A Python-based search engine with lexicon generation, forward/inverted indexing, and a Flask web interface. Built as an end-semester project for Data Structures & Algorithms (Fall 2021) at NUST.
Inspired by The Anatomy of a Large-Scale Hypertextual Web Search Engine (Brin & Page, Stanford).
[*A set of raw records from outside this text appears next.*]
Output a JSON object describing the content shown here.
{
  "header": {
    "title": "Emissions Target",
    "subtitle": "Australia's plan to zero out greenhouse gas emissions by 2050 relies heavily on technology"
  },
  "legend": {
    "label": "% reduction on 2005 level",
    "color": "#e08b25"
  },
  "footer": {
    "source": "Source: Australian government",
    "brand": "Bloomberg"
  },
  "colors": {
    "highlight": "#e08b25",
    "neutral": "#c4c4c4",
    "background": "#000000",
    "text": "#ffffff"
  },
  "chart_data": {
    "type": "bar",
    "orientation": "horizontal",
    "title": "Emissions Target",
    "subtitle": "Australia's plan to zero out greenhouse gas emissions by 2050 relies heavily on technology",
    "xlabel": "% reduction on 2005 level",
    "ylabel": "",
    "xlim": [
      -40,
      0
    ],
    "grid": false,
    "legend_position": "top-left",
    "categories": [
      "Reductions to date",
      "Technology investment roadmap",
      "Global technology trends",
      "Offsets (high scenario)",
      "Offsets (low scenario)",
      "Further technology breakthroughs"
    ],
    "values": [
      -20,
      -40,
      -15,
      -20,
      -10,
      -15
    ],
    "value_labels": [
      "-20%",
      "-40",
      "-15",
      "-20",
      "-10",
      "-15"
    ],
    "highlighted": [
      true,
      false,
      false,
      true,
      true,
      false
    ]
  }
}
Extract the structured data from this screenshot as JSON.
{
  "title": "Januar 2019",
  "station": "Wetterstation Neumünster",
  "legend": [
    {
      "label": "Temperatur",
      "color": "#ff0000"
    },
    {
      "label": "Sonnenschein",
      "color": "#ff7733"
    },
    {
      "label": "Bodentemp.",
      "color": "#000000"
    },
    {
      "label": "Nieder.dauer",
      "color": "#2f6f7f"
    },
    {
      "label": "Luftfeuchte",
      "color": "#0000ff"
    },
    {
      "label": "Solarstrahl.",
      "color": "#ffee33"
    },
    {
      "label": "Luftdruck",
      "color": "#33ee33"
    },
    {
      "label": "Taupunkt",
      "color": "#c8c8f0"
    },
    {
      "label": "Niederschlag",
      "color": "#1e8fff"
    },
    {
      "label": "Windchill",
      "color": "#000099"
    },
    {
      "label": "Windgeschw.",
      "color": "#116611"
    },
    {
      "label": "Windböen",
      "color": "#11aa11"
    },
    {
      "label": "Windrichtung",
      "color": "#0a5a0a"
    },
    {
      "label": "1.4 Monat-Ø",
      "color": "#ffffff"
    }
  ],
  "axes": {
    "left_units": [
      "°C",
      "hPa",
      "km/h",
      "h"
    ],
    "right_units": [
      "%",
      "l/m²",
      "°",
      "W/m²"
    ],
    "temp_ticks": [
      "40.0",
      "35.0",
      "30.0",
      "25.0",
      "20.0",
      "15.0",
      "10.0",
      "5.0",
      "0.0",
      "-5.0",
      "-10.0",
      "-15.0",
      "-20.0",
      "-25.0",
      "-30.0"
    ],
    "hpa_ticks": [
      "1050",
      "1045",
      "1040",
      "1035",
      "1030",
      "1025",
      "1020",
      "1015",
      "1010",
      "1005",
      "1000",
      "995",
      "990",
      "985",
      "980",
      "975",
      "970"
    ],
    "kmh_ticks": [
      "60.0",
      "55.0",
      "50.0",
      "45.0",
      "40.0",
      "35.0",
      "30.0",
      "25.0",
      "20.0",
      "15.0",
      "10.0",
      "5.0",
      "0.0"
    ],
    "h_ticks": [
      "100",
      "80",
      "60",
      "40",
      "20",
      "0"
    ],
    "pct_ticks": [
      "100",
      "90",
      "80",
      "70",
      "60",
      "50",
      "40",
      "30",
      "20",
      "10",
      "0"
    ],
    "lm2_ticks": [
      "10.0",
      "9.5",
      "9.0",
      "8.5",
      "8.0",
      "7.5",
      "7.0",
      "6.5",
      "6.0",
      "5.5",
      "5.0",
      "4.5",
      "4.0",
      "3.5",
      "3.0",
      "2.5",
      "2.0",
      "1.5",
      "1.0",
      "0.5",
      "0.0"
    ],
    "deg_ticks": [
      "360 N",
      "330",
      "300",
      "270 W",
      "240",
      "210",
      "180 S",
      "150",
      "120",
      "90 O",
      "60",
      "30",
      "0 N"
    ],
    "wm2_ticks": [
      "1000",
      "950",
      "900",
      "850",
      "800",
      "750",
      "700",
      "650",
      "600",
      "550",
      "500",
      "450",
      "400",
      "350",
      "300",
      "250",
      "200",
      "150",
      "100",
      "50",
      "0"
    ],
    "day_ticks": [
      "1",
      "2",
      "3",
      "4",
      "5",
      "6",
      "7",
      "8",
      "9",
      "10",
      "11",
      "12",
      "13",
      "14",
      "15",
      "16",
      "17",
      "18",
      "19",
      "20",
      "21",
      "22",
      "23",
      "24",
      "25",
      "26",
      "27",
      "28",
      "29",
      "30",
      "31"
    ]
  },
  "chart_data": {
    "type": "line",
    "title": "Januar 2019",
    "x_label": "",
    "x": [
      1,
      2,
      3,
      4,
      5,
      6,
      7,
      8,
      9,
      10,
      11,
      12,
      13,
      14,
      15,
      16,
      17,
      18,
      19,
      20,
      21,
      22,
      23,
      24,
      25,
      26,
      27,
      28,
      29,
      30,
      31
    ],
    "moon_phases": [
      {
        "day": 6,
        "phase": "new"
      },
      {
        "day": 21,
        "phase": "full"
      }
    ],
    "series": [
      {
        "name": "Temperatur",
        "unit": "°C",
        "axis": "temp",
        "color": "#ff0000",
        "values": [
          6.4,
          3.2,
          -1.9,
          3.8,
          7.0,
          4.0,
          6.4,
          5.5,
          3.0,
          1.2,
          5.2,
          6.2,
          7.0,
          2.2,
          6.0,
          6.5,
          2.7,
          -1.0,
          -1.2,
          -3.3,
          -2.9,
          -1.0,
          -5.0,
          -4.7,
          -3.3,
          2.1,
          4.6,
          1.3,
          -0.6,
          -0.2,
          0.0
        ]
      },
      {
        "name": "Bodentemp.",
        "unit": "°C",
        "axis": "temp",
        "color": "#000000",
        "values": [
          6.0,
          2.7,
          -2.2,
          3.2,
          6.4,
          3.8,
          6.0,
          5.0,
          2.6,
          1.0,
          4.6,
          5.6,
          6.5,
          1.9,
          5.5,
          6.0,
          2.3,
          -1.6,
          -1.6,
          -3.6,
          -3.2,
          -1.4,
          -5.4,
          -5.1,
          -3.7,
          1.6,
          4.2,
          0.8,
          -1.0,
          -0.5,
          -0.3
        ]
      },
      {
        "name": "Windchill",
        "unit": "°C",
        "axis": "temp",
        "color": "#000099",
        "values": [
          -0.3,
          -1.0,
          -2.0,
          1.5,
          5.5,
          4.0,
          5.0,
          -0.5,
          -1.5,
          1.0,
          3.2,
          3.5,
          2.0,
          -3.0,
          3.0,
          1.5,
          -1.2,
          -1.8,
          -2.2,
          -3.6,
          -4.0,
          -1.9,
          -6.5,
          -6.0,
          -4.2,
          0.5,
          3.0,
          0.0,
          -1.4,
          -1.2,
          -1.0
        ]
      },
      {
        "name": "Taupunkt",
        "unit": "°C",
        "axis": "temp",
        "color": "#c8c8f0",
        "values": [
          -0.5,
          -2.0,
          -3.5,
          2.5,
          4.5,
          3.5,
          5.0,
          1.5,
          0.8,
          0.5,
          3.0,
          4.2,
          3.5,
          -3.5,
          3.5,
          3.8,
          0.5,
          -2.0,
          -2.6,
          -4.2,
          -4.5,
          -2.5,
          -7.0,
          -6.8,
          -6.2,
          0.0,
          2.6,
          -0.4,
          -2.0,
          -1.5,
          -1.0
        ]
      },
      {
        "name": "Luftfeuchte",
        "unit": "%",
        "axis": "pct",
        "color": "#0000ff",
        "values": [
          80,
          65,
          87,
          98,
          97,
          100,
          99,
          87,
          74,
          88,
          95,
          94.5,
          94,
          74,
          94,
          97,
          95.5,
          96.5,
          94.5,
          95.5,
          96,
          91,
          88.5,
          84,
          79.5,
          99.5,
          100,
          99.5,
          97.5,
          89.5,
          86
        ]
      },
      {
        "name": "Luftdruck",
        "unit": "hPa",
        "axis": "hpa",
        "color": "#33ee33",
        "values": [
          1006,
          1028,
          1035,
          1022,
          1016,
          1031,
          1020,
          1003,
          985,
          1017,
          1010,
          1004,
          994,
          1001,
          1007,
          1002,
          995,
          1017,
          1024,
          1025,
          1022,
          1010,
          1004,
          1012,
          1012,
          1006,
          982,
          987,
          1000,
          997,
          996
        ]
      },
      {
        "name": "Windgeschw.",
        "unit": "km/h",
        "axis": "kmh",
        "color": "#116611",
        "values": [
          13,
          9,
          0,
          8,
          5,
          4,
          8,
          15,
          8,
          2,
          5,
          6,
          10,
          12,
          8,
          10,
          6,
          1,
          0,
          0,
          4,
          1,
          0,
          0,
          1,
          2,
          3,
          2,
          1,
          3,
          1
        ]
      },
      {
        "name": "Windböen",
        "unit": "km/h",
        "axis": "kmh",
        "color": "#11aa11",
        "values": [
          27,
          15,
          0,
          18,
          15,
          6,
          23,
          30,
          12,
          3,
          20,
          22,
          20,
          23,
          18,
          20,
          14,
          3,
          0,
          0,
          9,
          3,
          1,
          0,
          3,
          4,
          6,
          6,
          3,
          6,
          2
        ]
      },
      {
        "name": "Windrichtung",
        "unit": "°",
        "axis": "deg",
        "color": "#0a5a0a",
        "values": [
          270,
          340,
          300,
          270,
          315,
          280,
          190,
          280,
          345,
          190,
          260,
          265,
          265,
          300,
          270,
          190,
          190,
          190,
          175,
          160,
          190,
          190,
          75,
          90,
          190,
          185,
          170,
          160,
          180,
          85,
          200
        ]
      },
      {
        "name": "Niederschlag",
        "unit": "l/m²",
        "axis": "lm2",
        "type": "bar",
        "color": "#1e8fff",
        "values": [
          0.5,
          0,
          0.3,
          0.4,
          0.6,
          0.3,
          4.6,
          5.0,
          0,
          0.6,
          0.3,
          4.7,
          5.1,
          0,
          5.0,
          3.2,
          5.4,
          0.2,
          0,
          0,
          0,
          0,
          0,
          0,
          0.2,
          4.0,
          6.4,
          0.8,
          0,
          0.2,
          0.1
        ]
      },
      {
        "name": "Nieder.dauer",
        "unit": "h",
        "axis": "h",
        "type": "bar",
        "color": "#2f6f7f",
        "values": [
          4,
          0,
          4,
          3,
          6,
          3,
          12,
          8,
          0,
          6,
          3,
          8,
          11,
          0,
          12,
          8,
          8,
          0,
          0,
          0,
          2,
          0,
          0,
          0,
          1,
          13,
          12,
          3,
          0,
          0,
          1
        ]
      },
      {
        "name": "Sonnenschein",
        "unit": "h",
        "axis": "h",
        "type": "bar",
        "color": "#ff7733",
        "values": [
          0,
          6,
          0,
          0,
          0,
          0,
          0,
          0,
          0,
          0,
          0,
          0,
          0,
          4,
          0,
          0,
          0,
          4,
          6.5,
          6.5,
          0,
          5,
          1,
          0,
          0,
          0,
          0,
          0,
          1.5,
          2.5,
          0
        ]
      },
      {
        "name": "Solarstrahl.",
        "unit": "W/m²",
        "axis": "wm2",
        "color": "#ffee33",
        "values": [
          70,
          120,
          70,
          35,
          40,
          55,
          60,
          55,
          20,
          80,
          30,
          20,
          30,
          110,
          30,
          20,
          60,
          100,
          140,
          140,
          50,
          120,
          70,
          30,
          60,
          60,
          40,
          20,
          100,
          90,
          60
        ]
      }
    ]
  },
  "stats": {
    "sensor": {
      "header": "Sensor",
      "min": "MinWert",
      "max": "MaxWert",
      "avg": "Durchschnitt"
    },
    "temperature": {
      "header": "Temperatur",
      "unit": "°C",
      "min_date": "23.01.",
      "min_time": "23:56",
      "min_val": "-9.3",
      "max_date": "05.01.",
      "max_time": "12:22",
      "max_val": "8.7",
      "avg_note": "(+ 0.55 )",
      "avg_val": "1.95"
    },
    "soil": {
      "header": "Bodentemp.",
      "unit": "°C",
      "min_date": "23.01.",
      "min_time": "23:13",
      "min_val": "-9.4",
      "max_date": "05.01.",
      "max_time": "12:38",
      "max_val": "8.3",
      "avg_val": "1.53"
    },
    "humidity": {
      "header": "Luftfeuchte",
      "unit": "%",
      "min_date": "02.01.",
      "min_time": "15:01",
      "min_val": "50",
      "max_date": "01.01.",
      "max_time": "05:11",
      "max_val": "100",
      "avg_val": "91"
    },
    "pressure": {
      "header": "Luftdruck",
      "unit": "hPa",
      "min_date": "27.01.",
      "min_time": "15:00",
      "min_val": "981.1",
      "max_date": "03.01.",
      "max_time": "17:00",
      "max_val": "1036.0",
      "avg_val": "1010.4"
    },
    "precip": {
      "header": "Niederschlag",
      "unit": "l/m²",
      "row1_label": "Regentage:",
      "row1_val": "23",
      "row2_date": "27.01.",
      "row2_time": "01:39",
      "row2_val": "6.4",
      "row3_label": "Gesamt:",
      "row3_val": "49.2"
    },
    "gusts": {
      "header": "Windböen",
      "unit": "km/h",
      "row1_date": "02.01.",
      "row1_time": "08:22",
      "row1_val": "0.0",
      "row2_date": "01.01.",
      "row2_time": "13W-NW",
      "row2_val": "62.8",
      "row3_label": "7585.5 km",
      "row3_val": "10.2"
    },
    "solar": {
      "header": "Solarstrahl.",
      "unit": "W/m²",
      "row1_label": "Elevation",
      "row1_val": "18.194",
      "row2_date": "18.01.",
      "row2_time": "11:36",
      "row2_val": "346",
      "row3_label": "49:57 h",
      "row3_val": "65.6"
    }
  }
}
- Document Upload — Upload text documents through the web UI
- Lexicon Generation — Tokenization with stopword removal using NLTK
- Forward Index — Bucket-based indexing on document IDs with duplicate elimination
- Inverted Index — Multi-threaded construction by splitting datasets across threads, building temporary indices, and merging
- Search — Query single words or phrases against the inverted index for fast retrieval
- Web Interface — Flask-powered frontend with HTML/CSS/JavaScript
- Python — core engine and indexing logic
- Flask — web server and API
- NLTK — tokenization and stopword removal
- HTML / CSS / JavaScript — frontend
# Clone the repo
git clone https://github.com/humzakt/DSA_Search_Engine.git
cd DSA_Search_Engine
# Install dependencies
pip install -r requirements.txt
# Download NLTK data
python -c "import nltk; nltk.download('punkt'); nltk.download('stopwords')"
# Run the server
python RUNSERVER.pyThen open http://127.0.0.1:5000/ in your browser.
Before searching: Upload documents and generate the lexicon, forward index, and inverted index using the controls on the search page.
- Upload — Documents are uploaded via the web interface
- Lexicon — Tokens are extracted and stored in a dictionary
- Forward Index — Built with threading; maps document IDs to term lists
- Inverted Index — Built with threading; the dataset is split, temporary indices are created in parallel, then merged
- Search — Query terms are looked up in the inverted index to retrieve matching documents
├── RUNSERVER.py # Flask entry point
├── ProjectConfiguration.py # Config settings
├── Lexicon.py # Lexicon data structure
├── GenerateLexicon.py # Lexicon builder
├── ForwardIndex.py # Forward index data structure
├── GenerateForwardIndex.py # Forward index builder (threaded)
├── InvertedIndex.py # Inverted index data structure
├── GenerateInvertedIndex.py # Inverted index builder (threaded)
├── processFile.py # Document preprocessing
├── search/ # Search logic
├── flask_server/ # Flask routes and templates
├── Dataset/ # Sample documents
└── Output/ # Generated index files
- Humza Khawar — 343114
- M. Huzaifa — 332839
Submitted to Dr. Faisal Shafait, NUST.